Aku tiba di bandara dan pengemudi itu meninggalkanku usai aku menyerahkan ongkos senilai Rp. 90.000.

Aku pun bergegas menuju screening gate pertama untuk memasuki bangunan Terminal 3. Melewatinya dengan mudah, aku mencari keberadaan check-in desk melalui FIDS (Flight Information Display System) raksasa yang berada di bagian tengah bangunan terminal.

D-12”, aku akhirnya menemukan check-in desk itu.

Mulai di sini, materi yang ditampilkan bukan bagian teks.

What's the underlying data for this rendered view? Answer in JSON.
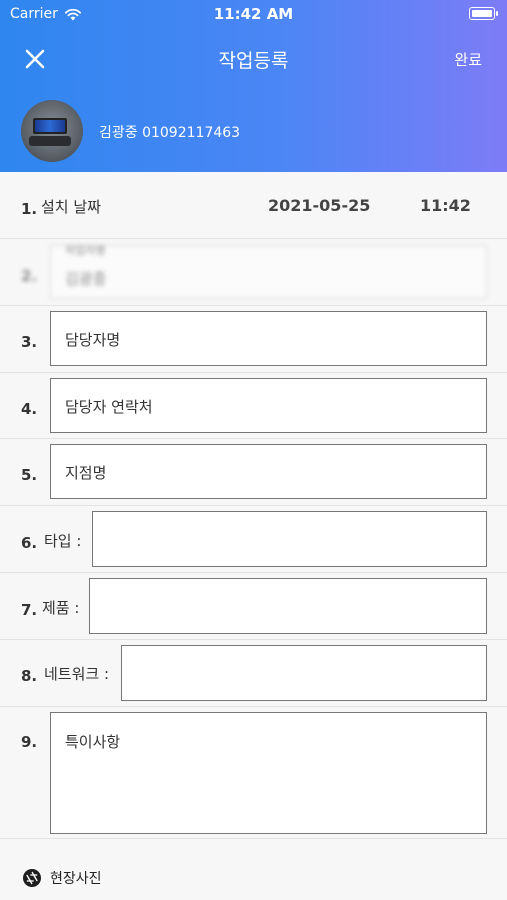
{
  "status": {
    "carrier": "Carrier",
    "time": "11:42 AM"
  },
  "nav": {
    "title": "작업등록",
    "done": "완료"
  },
  "user": {
    "info": "김광중 01092117463"
  },
  "rows": {
    "r1": {
      "num": "1.",
      "label": "설치 날짜",
      "date": "2021-05-25",
      "time": "11:42"
    },
    "r2": {
      "num": "2.",
      "label": "작업자명",
      "value": "김광중"
    },
    "r3": {
      "num": "3.",
      "placeholder": "담당자명"
    },
    "r4": {
      "num": "4.",
      "placeholder": "담당자 연락처"
    },
    "r5": {
      "num": "5.",
      "placeholder": "지점명"
    },
    "r6": {
      "num": "6.",
      "label": "타입 :"
    },
    "r7": {
      "num": "7.",
      "label": "제품 :"
    },
    "r8": {
      "num": "8.",
      "label": "네트워크 :"
    },
    "r9": {
      "num": "9.",
      "placeholder": "특이사항"
    }
  },
  "footer": {
    "photo": "현장사진"
  }
}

Buru-buru menuju FIDS di depanku.
Aku akan check-in di row D.
Mendadak makan malam.

Menuju ke tempat yang dimaskud, ternyata check-in desk tersebut sedang digunakan untuk penerbangan Air Asia tujuan Singapura. Aku yang belum mendapatkan giliran, akhirnya memutuskan untuk mencari makan malam.

Niat itu mengantarkanku masuk ke gerai A&W di sisi timur bangunan terminal. Tanpa basa-basi aku menanyakan menu terhemat malam itu. Pelayan wanita yang bertugas akhirnya menyarankanku untuk mengambil paket nasi dan ayam seharga Rp. 78.000.

Aku mendapatkan menu yang dimaksud dan mulai menyantapnya perlahan. Entah apa yang terbesit, naluri backpackerku mulai muncul kembali. Aku secara spontan meminta seorang pelayan untuk membungkus sepotong dari dua potong ayam yang tersaji di depanku. “Lumayan buat sarapan esok hari di Kuala Lumpur”, batinku terkekeh.

Mendapatkan bungkusan yang kumau, aku tersenyum simpul meninggalkan gerai itu menuju ke check-in desk untuk mendapatkan boarding pass.